After Colorado agreed to send information to the commission, voters there began canceling their voter registrations so that the Trump administration would not have access to their data. At the time, Colorado officials told ProPublica they were not worried — Colorado is a same-day-registration state, so voters could re-register even on the day of the next election in which they wanted to cast a ballot.
But Dick Lamm, a former governor of Colorado, and Roy Beck, the president of NumbersUSA, an organization that advocates for stricter limits on immigration, exchanged emails about the de-registration in the state.
In them, Lamm tells Beck he thinks those who deregistered should be investigated. “I suspect many/most of these were illegals now scared of Trump’s new policies,” he wrote.
Rosemary Jenks, the director of government relations for NumbersUSA, forwarded the exchange to Kobach saying, “Definitely interesting stuff for the Commission to check into, especially since Colorado is cooperating!” The documents do not make clear if such an inquiry was ever begun.
Several secretaries of state — including Merrill — expressed frustration with the commission after receiving the letters requesting voter rolls, responding to the commission with questions about how the data would be used.
The documents show that Kobach initially wanted to tell the states some of what the data might be used for. He wanted to “compare voter rolls to federal databases of known noncitizens residing in the United States to identify ineligible noncitizens who have become registered.”
It was an odd aim, for Kobach, the secretary of state in Kansas, had admitted during litigation in Kansas that such comparisons were not productive or reliable.
The commission ultimately never told the secretaries of state that the data might be used in this way, and took this out of communications to the states at the behest of Vice President Mike Pence’s office.
The vice president’s office did not respond to a request for comment on this matter.
The documents released today also suggest that the commission had intended to ask states for far more information than has been publicly reported.
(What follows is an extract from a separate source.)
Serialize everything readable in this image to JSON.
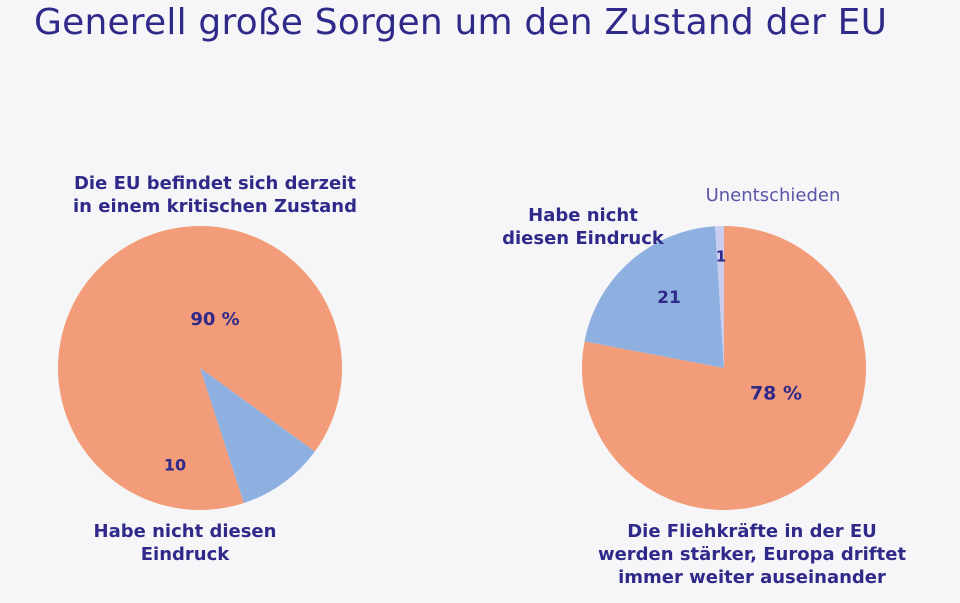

ProPublica first reported last October that Hans von Spakovsky and J. Christian Adams — two individuals who are closely associated with advocacy for strict laws to prevent voter fraud — provided feedback on the request for state voter rolls behind the scenes before their formal appointment to the commission. The documents now show their specific suggestions.
In addition to the voter roll data, von Spakovsky and Adams jointly recommended the commission ask for a long list of other data from states. Those on the email chain jointly agreed that the first request should be simple, and that additional data could be requested later.
It appears the commission quickly made plans to request some of the additional data the pair had requested, namely jury questionnaires. The documents show that in late June, at the same time the original letter was sent, Kobach and members of the Office of the Vice President had drafted and finalized a letter to send to federal clerks’ offices requesting information on “all individuals determined to be ineligible or who were otherwise excused from federal jury duty” because they had died, moved out of the jurisdiction, had a felony conviction, or were not U.S. citizens. They specifically requested the names of the individuals and their addresses, and the reason they were excused from jury duty, and “other identifying information associated with each individual.”
It is not immediately clear if this letter was sent. The data could have been used to compare against the voter rolls the commission was collecting in an attempt to suss out individuals that remained on the voter rolls after their deaths or a move, or non-citizens who were registered to vote.
In a letter addressed to Pence and Kobach sent today, Dunlap confirmed he had no knowledge of the plan to request this information despite his role as a commissioner. “I have no way of knowing whether these requests were issued or, if not, why not, but Vice Chair Kobach’s and certain commissioners’ cavalier attitude towards vacuuming data is troubling,” he wrote.